The closer I get to you

It becomes hard to be without you

The closer I get to you

I found myself latching on to you

Every second I’m away from you

I can’t stop thinking about you

I love you and don’t even want to wonder what it would be like without you

Every Saturday we are joined at the hip

wherever you go I follow

Like a shadow that never disappear

 Every second I’m away from you

It feels like my breath is taken away

I love you

All I want is to be closer to you

*** Dedicated to Pryce Sullivan***

A Woman’s Truth

In the back of my mind I always knew the truth and the truth was that I knew that I loved you
I met you and fell in love
Our story was never a fairytale not even close
At first I was lost and confused
I was stuck in a position where I cared for two
I wanted to love you but at the time when we laid eyes upon one and other I couldn’t
I refused too
I was hurt so many times and I felt as if my love wasn’t enough
You made me change everything about myself
That moment I knew you were perfect
God made you for me

 

Right or Wrong

Is it right or wrong
To love someone you can’t have
Is it right or wrong to depend on fate more than you depend on yourself
Is it right or wrong to lie to yourself
Lying to protect your heart from the truth
Lying to hide away from what’s really tearing you apart inside
Depending on what you feel is right for yourself in the moment

My Mother was my KILLER

Growing up I was raised by my mother. Being her child was like a task to me. I always had to be better than my two sisters. It was like a competition and I had to bet them to the punch at everything I did. My mom always told me that I was going to be that one child that becomes something in life other than my other two sisters. I had to cover up my emotions and try to mold myself into this woman that my mom wanted me to become. So in my eyes I have to be the better outlet in every situation possible.                                      

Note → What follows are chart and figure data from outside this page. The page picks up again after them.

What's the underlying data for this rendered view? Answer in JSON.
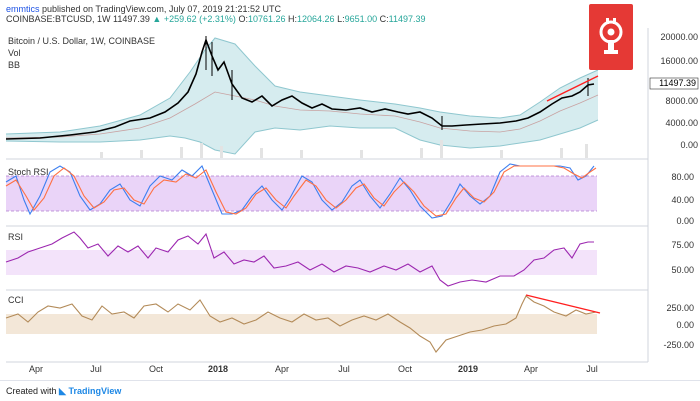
{
  "header": {
    "author": "emmtics",
    "published": "published on TradingView.com, July 07, 2019 21:21:52 UTC",
    "symbol": "COINBASE:BTCUSD, 1W",
    "last": "11497.39",
    "change_arrow": "▲",
    "change": "+259.62 (+2.31%)",
    "o_label": "O:",
    "o_value": "10761.26",
    "h_label": "H:",
    "h_value": "12064.26",
    "l_label": "L:",
    "l_value": "9651.00",
    "c_label": "C:",
    "c_value": "11497.39"
  },
  "main_pane": {
    "title": "Bitcoin / U.S. Dollar, 1W, COINBASE",
    "indicators": [
      "Vol",
      "BB"
    ],
    "price_axis": [
      "20000.00",
      "16000.00",
      "8000.00",
      "4000.00",
      "0.00"
    ],
    "last_price_tag": "11497.39"
  },
  "stoch_pane": {
    "title": "Stoch RSI",
    "axis": [
      "80.00",
      "40.00",
      "0.00"
    ]
  },
  "rsi_pane": {
    "title": "RSI",
    "axis": [
      "75.00",
      "50.00"
    ]
  },
  "cci_pane": {
    "title": "CCI",
    "axis": [
      "250.00",
      "0.00",
      "-250.00"
    ]
  },
  "x_axis": [
    "Apr",
    "Jul",
    "Oct",
    "2018",
    "Apr",
    "Jul",
    "Oct",
    "2019",
    "Apr",
    "Jul"
  ],
  "footer": {
    "created_with": "Created with",
    "brand": "TradingView"
  },
  "colors": {
    "up_candle": "#ffffff",
    "down_candle": "#000000",
    "bb_fill": "#d6ecef",
    "bb_line": "#8fc7cf",
    "stoch_k": "#3d7ff0",
    "stoch_d": "#ff7043",
    "stoch_band": "#e3c6f5",
    "rsi_line": "#9c27b0",
    "rsi_band": "#f3e3fa",
    "cci_line": "#b38b59",
    "cci_band": "#f3e7d8",
    "trendline": "#ff1f1f",
    "logo_bg": "#e53935"
  },
  "icons": {
    "logo": "bitcoin-podcast-logo-icon",
    "trendline": "trendline-icon",
    "tv": "tradingview-icon"
  }
}
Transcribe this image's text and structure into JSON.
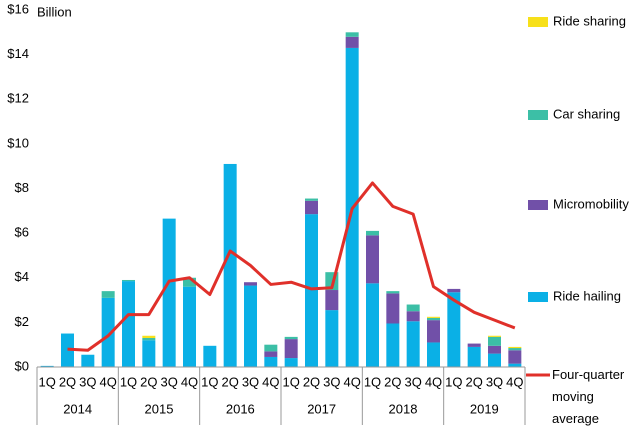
{
  "chart_data": {
    "type": "stacked-bar-line",
    "y_unit_label": "Billion",
    "categories": [
      "1Q",
      "2Q",
      "3Q",
      "4Q",
      "1Q",
      "2Q",
      "3Q",
      "4Q",
      "1Q",
      "2Q",
      "3Q",
      "4Q",
      "1Q",
      "2Q",
      "3Q",
      "4Q",
      "1Q",
      "2Q",
      "3Q",
      "4Q",
      "1Q",
      "2Q",
      "3Q",
      "4Q"
    ],
    "years": [
      "2014",
      "2015",
      "2016",
      "2017",
      "2018",
      "2019"
    ],
    "series": [
      {
        "name": "Ride hailing",
        "color": "#0ab0e6",
        "values": [
          0.05,
          1.5,
          0.55,
          3.1,
          3.85,
          1.2,
          6.65,
          3.6,
          0.95,
          9.1,
          3.65,
          0.45,
          0.4,
          6.85,
          2.55,
          14.3,
          3.75,
          1.95,
          2.05,
          1.1,
          3.35,
          0.9,
          0.6,
          0.15
        ]
      },
      {
        "name": "Micromobility",
        "color": "#7150a8",
        "values": [
          0,
          0,
          0,
          0,
          0,
          0,
          0,
          0,
          0,
          0,
          0.15,
          0.25,
          0.85,
          0.6,
          0.9,
          0.5,
          2.15,
          1.35,
          0.45,
          1.0,
          0.15,
          0.15,
          0.35,
          0.6
        ]
      },
      {
        "name": "Car sharing",
        "color": "#3cbfa6",
        "values": [
          0,
          0,
          0,
          0.3,
          0.05,
          0.1,
          0,
          0.4,
          0,
          0,
          0,
          0.3,
          0.1,
          0.1,
          0.8,
          0.2,
          0.2,
          0.1,
          0.3,
          0.1,
          0,
          0,
          0.4,
          0.1
        ]
      },
      {
        "name": "Ride sharing",
        "color": "#f7e01a",
        "values": [
          0,
          0,
          0,
          0,
          0,
          0.1,
          0,
          0,
          0,
          0,
          0,
          0,
          0,
          0,
          0,
          0,
          0,
          0,
          0,
          0.05,
          0,
          0,
          0.05,
          0.05
        ]
      }
    ],
    "line": {
      "name": "Four-quarter moving average",
      "color": "#e0302a",
      "values": [
        null,
        0.8,
        0.75,
        1.4,
        2.35,
        2.35,
        3.85,
        4.0,
        3.25,
        5.2,
        4.55,
        3.7,
        3.8,
        3.5,
        3.55,
        7.1,
        8.25,
        7.2,
        6.85,
        3.6,
        3.0,
        2.45,
        2.1,
        1.75
      ]
    },
    "ylim": [
      0,
      16
    ],
    "yticks": [
      {
        "value": 0,
        "label": "$0"
      },
      {
        "value": 2,
        "label": "$2"
      },
      {
        "value": 4,
        "label": "$4"
      },
      {
        "value": 6,
        "label": "$6"
      },
      {
        "value": 8,
        "label": "$8"
      },
      {
        "value": 10,
        "label": "$10"
      },
      {
        "value": 12,
        "label": "$12"
      },
      {
        "value": 14,
        "label": "$14"
      },
      {
        "value": 16,
        "label": "$16"
      }
    ]
  }
}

I had to make sure that everything I did so far in life would be excepted in her eyes even if that meant me not being happy. My emotions became numb and I was only satisfied if I felt I achieved up to her expectations. I never could wrap my mind around why my mother feels it’s necessary to push me into what she feels is best. What happens to what I feel is best for myself and future. I just think that she wants me to do better than what she is because even though she works in the medical field she’s still struggling financially. In some ways I can understand why she wants me to achieve at a higher level than her. She see something in me that I can’t seem to find within myself.

 I feel as if my mom wanted to live through me. This has really affected me as a person because it is like I always have to  put myself first instead of other people. I become selfish and inconsiderate when it comes down to certain situations. I want to be the best Caitlin that I can be. But it is hard when my mind is on my accomplishments and who I want to become.When I look in the mirror I can clearly see that I am not happy with myself. How can I change this emotion? Should I change my surroundings and free myself from my own mother.